Bescheidene Chancen durch PSAs
Zum Thema Zeitarbeit gehört auch die Einrichtung der sogenannten Personal-Service-Agenturen (PSA). Allerdings zielt dieses Herzstück des Hartz-Konzeptes weniger auf die dauerhafte Ausleihung von Arbeitskräften als auf eine schnellere Eingliederung von Arbeitslosen in den ersten Arbeitsmarkt. Arbeitslose sollen als PSA-Mitarbeiter die Möglichkeit erhalten, sich über Zeitarbeit bei den Entleihfirmen einzuarbeiten, um dann den Sprung in die Stammbelegschaften zu schaffen.
Dieses Modul des Hartz-Konzepts wird zurzeit umgesetzt.

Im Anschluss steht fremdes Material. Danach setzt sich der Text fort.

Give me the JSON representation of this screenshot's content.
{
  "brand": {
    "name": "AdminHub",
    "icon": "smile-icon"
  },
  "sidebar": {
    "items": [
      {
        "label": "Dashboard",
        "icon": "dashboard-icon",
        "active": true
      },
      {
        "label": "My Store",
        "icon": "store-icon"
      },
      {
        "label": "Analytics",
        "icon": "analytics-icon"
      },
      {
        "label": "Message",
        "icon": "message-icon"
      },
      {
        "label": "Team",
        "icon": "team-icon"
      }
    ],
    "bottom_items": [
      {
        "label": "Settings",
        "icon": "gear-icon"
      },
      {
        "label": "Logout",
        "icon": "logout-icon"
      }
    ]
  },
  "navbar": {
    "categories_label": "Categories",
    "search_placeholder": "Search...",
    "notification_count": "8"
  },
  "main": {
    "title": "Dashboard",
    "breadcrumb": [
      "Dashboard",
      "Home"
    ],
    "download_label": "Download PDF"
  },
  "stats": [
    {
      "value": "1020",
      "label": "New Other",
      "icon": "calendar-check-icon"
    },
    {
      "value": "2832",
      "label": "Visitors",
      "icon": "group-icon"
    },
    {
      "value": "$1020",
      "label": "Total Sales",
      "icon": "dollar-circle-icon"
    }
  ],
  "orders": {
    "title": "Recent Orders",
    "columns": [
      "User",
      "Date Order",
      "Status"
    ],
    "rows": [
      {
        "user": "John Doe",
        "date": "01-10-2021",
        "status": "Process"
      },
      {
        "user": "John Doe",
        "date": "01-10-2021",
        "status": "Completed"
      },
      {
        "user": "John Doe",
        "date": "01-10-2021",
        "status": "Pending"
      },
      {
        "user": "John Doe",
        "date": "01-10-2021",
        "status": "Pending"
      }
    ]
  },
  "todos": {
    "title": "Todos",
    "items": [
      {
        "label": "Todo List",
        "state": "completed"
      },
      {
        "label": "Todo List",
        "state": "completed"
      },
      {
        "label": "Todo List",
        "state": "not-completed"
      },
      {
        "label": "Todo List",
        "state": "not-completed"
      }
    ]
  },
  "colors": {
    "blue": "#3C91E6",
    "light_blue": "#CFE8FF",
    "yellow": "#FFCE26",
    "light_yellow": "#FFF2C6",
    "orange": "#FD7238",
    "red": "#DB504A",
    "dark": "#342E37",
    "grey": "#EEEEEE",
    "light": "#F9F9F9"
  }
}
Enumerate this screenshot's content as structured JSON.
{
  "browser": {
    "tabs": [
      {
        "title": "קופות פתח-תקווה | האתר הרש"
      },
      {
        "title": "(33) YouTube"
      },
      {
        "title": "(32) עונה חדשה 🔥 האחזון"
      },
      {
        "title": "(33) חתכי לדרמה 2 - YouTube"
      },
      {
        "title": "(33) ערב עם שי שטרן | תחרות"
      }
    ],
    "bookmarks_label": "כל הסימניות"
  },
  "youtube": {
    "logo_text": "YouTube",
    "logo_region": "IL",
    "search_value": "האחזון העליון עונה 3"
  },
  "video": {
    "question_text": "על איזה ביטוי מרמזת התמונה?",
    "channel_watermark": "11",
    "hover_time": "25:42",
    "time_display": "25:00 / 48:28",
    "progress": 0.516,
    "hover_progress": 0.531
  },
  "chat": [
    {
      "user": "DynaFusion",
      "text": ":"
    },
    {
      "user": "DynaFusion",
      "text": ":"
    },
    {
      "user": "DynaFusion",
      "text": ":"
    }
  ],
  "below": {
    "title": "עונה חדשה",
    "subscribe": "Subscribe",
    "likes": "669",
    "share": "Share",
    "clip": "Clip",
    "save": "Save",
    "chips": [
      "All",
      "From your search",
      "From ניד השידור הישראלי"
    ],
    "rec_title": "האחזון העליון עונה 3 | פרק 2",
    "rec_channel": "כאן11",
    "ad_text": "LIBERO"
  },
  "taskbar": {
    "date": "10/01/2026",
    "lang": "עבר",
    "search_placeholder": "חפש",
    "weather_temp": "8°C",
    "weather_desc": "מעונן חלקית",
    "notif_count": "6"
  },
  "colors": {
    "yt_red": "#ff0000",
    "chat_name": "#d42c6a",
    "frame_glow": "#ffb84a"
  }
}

Die Arbeitsämter ermitteln in diesen Wochen per Ausschreibung, welche Unternehmen interessiert sind, die Funktion einer PSA zu übernehmen. Die Partner müssen dazu eine eigene Firma gründen und sich per Vertrag verpflichten, eine bestimmte Anzahl von Arbeitslosen für mindestens ein Jahr einzustellen. Auf diese Weise sollen im Saarland im laufenden Jahr 450 Arbeitslose in den ersten Arbeitsmarkt integriert werden. Je Arbeitslosen gewährt die Arbeitsverwaltung den PSAs dazu einen beträchtlichen finanziellen Zuschuss.
450 Vermittlungen – das ist freilich nur der Bruttoeffekt. Gegenzurechnen sind negative Effekte an anderer Stelle. Denn die PSA-Förderung geht finanzielle zu Lasten der bisherigen Instrumente der Arbeitsmarktförderung – wohl auch zu Lasten jener, die sich bisher als erfolgreich erwiesen haben (z. B. Eingliederungszuschüsse, Qualifizierung). Zudem dürften die PSA-Mitarbeiter in vielen Fällen andere Zeitarbeiter oder Stamm-Mitarbeiter verdrängen. Der Nettoeffekt wird deshalb eher bescheiden sein.
Fazit: Wenn wir im Saarland Modellland für die Umsetzung von Hartz werden wollen, dann müssen wir dafür Sorge tragen, dass die Tarifkonditionen für Zeitarbeit auch in Zukunft deutlich unter denjenigen für Stammbelegschaften liegen. Darauf haben IHK, VSU und HWK in der Saar-Gemeinschaftsinitiative mit Nachdruck hingewiesen. Ansonsten müssen wir damit rechnen, dass die negativen Effekte bei der Leiharbeit weitaus größer sein werden als die positiven aus den übrigen Hartz-Modulen. Werben wir in diesem Sinne für wirtschaftliche Vernunft an der Tariffront – nicht nur in diesem Jahr, sondern auch in den kommenden Jahren.